Sono qui ben evidenziate
la posizione e la proporzione
che il piccolo osso rinvenuto
ha nella mano di un moderno
«homo sapiens»

[ Il reperto è attualmente,
a quanto ci consta, in
possesso degli studiosi
dell'Università di Sassari ]

Si tratta della prima falange del dito pollice della mano di un adulto. Esemplare di quale specie non è dato arguire vista l'esiguità dei dati attualmente disponibili.

Una sola falange non è infatti sufficiente per stabilire una determinazione specifica. Da un confronto con i reperti relativi all'evoluzione umana dell'Europa continentale si ipotizza, come fa il prof.

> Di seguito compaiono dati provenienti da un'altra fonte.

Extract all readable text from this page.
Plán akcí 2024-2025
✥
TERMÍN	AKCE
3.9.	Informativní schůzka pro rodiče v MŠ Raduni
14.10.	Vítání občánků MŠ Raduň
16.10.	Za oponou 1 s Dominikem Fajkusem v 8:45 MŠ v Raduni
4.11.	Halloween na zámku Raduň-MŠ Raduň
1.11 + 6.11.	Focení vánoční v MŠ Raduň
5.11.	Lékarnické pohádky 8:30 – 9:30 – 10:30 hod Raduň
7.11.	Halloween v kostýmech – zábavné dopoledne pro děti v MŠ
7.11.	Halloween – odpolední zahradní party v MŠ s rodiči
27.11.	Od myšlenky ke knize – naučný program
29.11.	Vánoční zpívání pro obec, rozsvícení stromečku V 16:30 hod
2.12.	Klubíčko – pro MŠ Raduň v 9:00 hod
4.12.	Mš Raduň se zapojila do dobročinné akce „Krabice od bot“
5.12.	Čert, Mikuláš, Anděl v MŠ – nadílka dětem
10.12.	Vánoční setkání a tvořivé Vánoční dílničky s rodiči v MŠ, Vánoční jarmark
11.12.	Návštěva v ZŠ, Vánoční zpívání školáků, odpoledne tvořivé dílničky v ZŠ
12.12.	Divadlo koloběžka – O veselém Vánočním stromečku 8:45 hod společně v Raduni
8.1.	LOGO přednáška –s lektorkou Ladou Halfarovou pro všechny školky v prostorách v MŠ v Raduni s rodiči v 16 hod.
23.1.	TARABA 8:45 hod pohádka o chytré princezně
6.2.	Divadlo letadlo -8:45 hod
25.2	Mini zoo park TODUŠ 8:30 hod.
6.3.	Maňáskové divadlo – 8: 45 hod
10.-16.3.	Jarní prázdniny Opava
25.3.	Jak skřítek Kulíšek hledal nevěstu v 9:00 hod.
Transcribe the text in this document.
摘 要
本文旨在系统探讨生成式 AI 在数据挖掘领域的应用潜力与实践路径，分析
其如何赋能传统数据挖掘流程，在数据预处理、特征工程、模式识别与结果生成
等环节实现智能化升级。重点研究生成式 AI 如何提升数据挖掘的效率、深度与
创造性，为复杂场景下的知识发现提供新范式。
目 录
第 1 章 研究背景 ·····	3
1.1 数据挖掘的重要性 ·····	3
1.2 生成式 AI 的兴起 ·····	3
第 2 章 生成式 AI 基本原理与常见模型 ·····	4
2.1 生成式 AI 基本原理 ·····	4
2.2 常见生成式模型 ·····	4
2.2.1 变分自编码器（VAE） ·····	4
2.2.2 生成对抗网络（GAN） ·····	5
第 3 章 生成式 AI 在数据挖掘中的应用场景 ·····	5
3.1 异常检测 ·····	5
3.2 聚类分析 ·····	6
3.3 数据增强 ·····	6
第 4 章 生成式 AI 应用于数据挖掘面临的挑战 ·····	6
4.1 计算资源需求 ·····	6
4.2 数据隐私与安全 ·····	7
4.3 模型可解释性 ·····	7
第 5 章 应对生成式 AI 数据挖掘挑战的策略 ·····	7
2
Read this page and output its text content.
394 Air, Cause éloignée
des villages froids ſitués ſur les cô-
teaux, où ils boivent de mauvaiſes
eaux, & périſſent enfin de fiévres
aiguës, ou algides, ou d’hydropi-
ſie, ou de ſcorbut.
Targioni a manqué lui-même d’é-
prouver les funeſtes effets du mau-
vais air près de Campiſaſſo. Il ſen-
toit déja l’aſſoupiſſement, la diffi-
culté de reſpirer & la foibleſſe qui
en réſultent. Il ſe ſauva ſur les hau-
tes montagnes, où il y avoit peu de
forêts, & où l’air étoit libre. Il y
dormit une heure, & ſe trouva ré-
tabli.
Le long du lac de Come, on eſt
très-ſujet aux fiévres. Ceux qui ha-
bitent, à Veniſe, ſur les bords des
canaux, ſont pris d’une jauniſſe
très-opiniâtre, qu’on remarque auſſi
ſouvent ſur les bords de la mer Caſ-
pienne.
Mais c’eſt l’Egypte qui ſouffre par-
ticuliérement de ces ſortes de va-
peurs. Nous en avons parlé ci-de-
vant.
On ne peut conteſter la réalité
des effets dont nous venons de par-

J.M. Cordy, che il fossile di Nùrighe si possa collocare, nella scala evolutiva, tra l'«homo erectus» evoluto (potrebbe addirittura appartenere al passaggio verso forme pre-neanderthaliane di sapiens arcaico) e l'uomo di Neanderthal.

Si tratterebbe comunque di un individuo di taglia normale, ma con un allungamento marcato che lascerebbe intuire una certa gracilità fisica.